Engenheiro é produtividade?
Não e sim, nesta ordem.
Engenheiro é produtividade, evidentemente. O Brasil tem uma das piores taxas de formação de engenheiros do mundo, conforme dados da Organização para a Cooperação e Desenvolvimento Econômico:
A deficiência é crônica e revela uma faceta da nossa economia: nossa balança comercial é formada principalmente por produtos derivados do 1ª setor (agricultura e mineração) em detrimento de produtos manufaturados.

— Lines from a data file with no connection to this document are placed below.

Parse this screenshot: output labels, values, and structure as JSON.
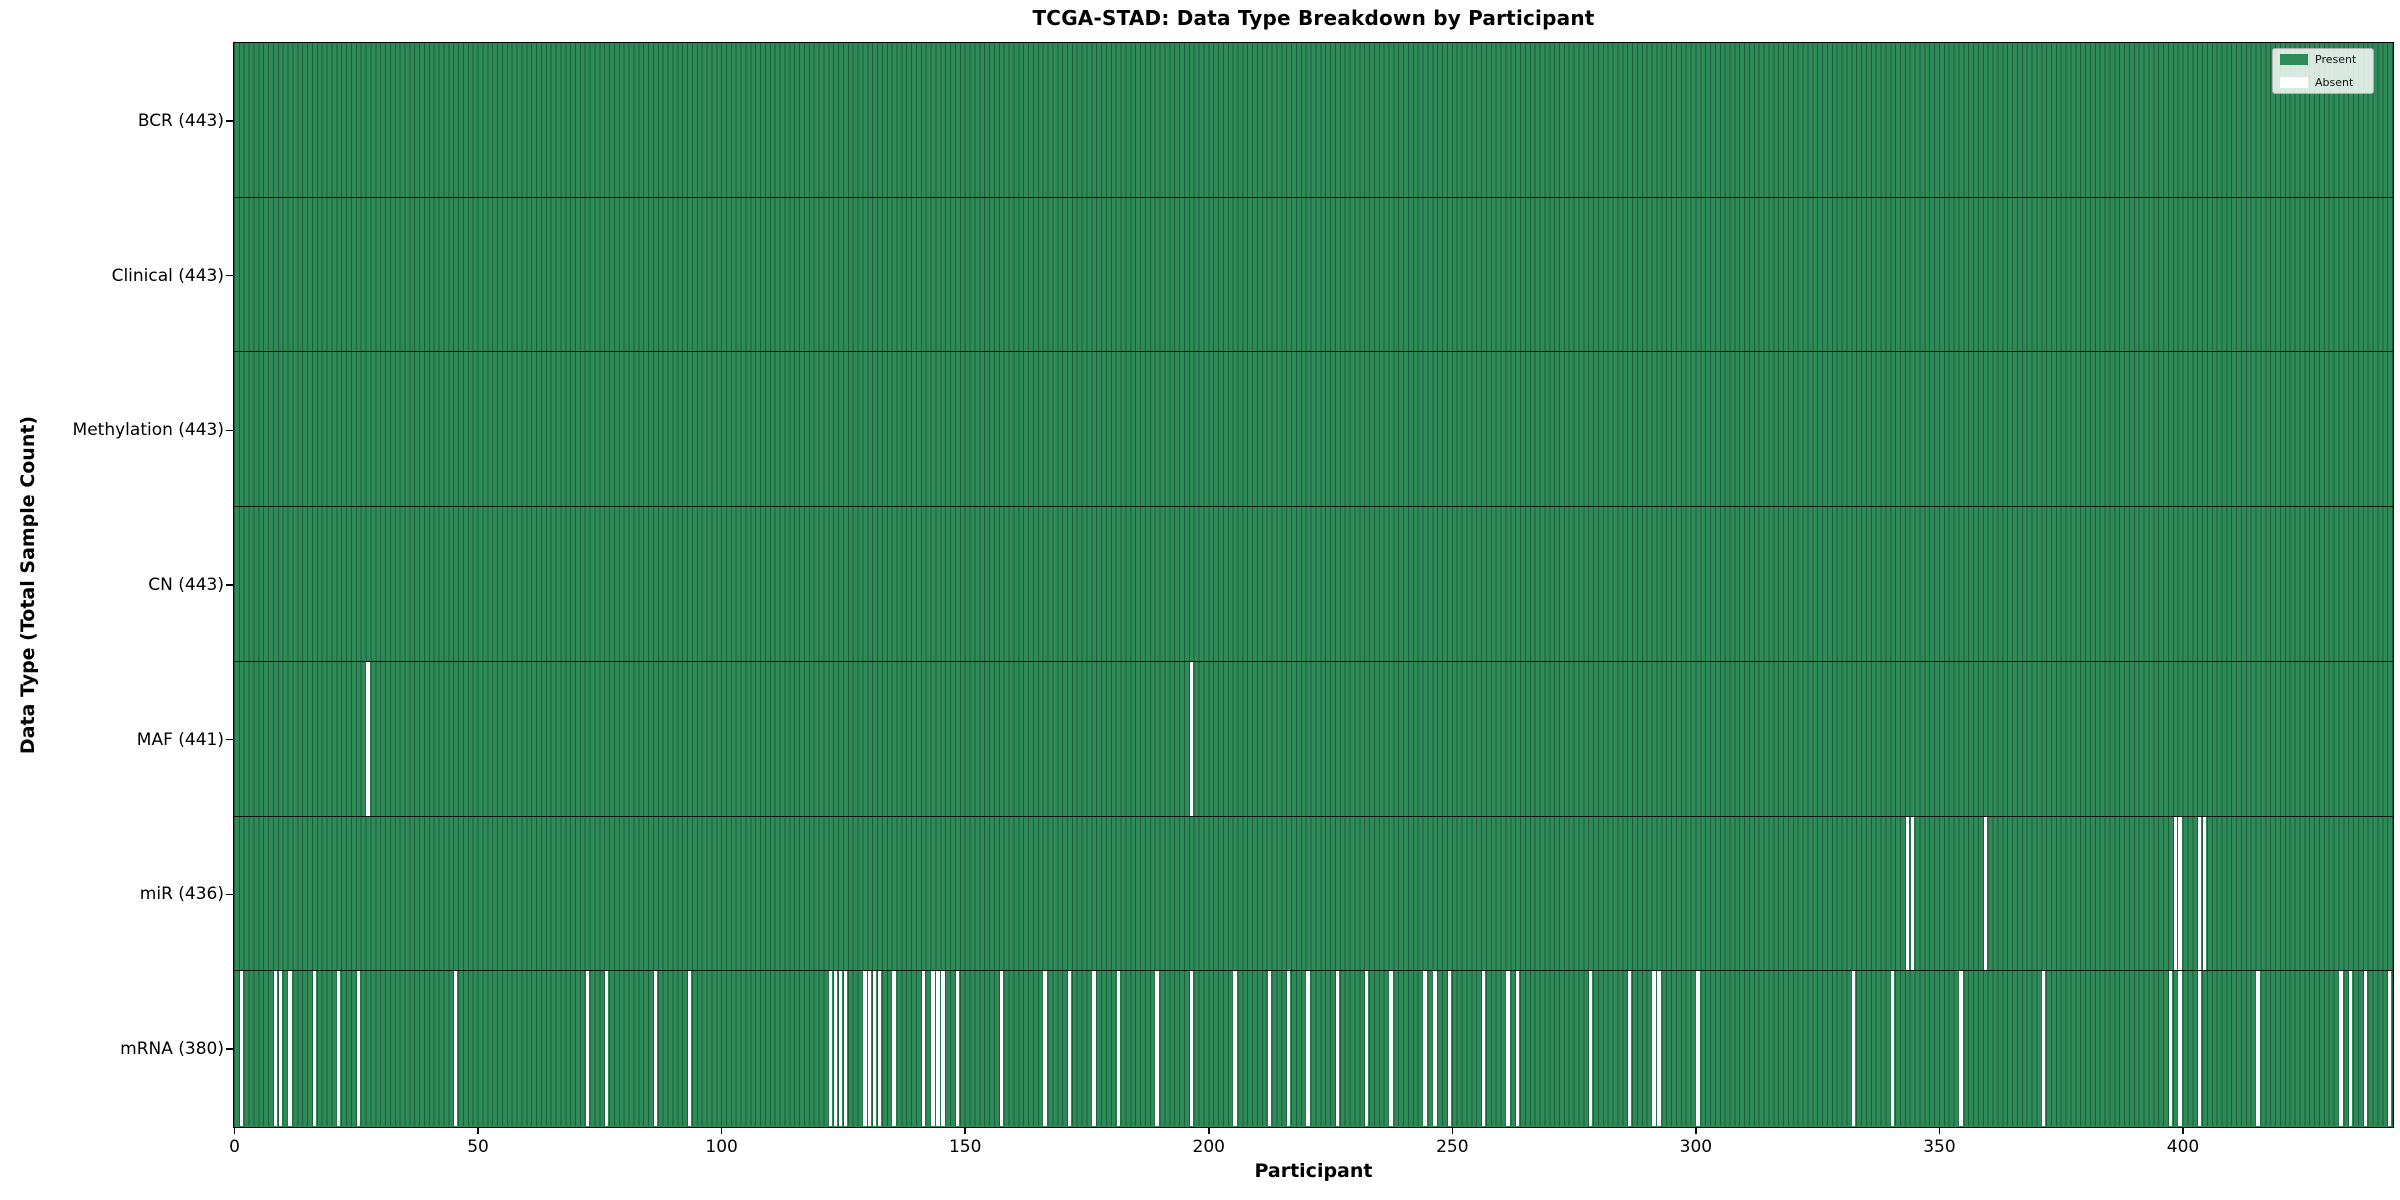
{
  "chart_data": {
    "type": "heatmap",
    "title": "TCGA-STAD: Data Type Breakdown by Participant",
    "xlabel": "Participant",
    "ylabel": "Data Type (Total Sample Count)",
    "n_participants": 443,
    "xlim": [
      0,
      443
    ],
    "x_ticks": [
      0,
      50,
      100,
      150,
      200,
      250,
      300,
      350,
      400
    ],
    "grid": false,
    "legend_position": "upper right",
    "legend": [
      {
        "label": "Present",
        "color": "#2e8b57"
      },
      {
        "label": "Absent",
        "color": "#ffffff"
      }
    ],
    "colors": {
      "present_fill": "#2e8b57",
      "cell_edge": "#1d5e3c",
      "absent_fill": "#ffffff",
      "row_separator": "#000000",
      "plot_border": "#000000"
    },
    "rows": [
      {
        "label": "BCR (443)",
        "data_type": "BCR",
        "total_samples": 443,
        "absent_participants": []
      },
      {
        "label": "Clinical (443)",
        "data_type": "Clinical",
        "total_samples": 443,
        "absent_participants": []
      },
      {
        "label": "Methylation (443)",
        "data_type": "Methylation",
        "total_samples": 443,
        "absent_participants": []
      },
      {
        "label": "CN (443)",
        "data_type": "CN",
        "total_samples": 443,
        "absent_participants": []
      },
      {
        "label": "MAF (441)",
        "data_type": "MAF",
        "total_samples": 441,
        "absent_participants": [
          27,
          196
        ]
      },
      {
        "label": "miR (436)",
        "data_type": "miR",
        "total_samples": 436,
        "absent_participants": [
          343,
          344,
          359,
          398,
          399,
          403,
          404
        ]
      },
      {
        "label": "mRNA (380)",
        "data_type": "mRNA",
        "total_samples": 380,
        "absent_participants": [
          1,
          8,
          9,
          11,
          16,
          21,
          25,
          45,
          72,
          76,
          86,
          93,
          122,
          123,
          124,
          125,
          129,
          130,
          131,
          132,
          135,
          141,
          143,
          144,
          145,
          148,
          157,
          166,
          171,
          176,
          181,
          189,
          196,
          205,
          212,
          216,
          220,
          226,
          232,
          237,
          244,
          246,
          249,
          256,
          261,
          263,
          278,
          286,
          291,
          292,
          300,
          332,
          340,
          354,
          371,
          397,
          399,
          403,
          415,
          432,
          434,
          437,
          442
        ]
      }
    ]
  }
}
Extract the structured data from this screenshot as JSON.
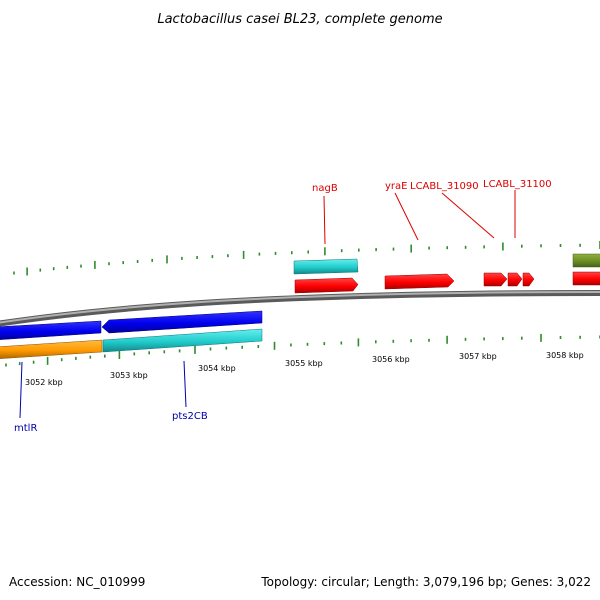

E vem governo, vai governo, não conseguimos mudar essa lógica.
Advogado é custo?
Talvez a lógica por detrás dessa assertiva seja direcionada pela visão de que o advogado "não produz", não cria manufaturados, agregando valor a algum material para poder depois vendê-lo na forma de produto industrializado.
Curiosamente, por outro lado muitos acham que o Brasil tem um déficit de advogados, em especial por conta da imensa parcela de pessoas incapazes de custear um para a defesa de seus interesses, além das deficiências notórias das defensorias públicas e dos núcleos de assistência dos mais carentes patrocinados por faculdades de Direito.
Talvez o cerne da questão esteja em uma economia cambaleante, que não cresce, absolutamente incapaz de absorver a mão-de-obra que chega ao mercado todos os anos mas não encontra uma atividade econômica forte o bastante para absorvê-la.
Todos pagam!
Diante do atual contexto, o raciocínio do Dr. Renato Nalini faz sentido: hoje ter um diploma na mão não é garantia de subsistência digna. Talvez um curso técnico seja uma opção melhor.
E talvez faça mais sentido ainda quando o governo força a aprovação de uma lei para mudar os parâmetros da Lei de Responsabilidade Fiscal para não ser enquadrado em criem de responsabilidade. Ou seja: gasto o que me conv~em e está tudo certo.
Receita pronta e acabada para a desmoralização das contas públicas e, em especial, fórmula certa para o retorno da inflação.
Se a economia não crescer, nem os engenheiros, tão incensados por Dilma e Jorge Gerdau, irão retirar o país do atoleiro econômico.
Os advogados são apenas vítimas dentro deste contexto. Mas como é preciso achar bodes expiatórios para se atribuir culpas, é mais fácil culpar quem não tem nada com os problemas estruturais do país.
O problema no mercado da advocacia, para quem não sabe, não está só na advocacia: ele está em quase todos os segmentos profissionais de nível superior, com a mesma lógica perversa de salários achatados e poucas oportunidades.
Infelizmente a perspectiva para os próximos anos não é nada animadora, seja para técnicos, advogados ou mesmo engenheiros.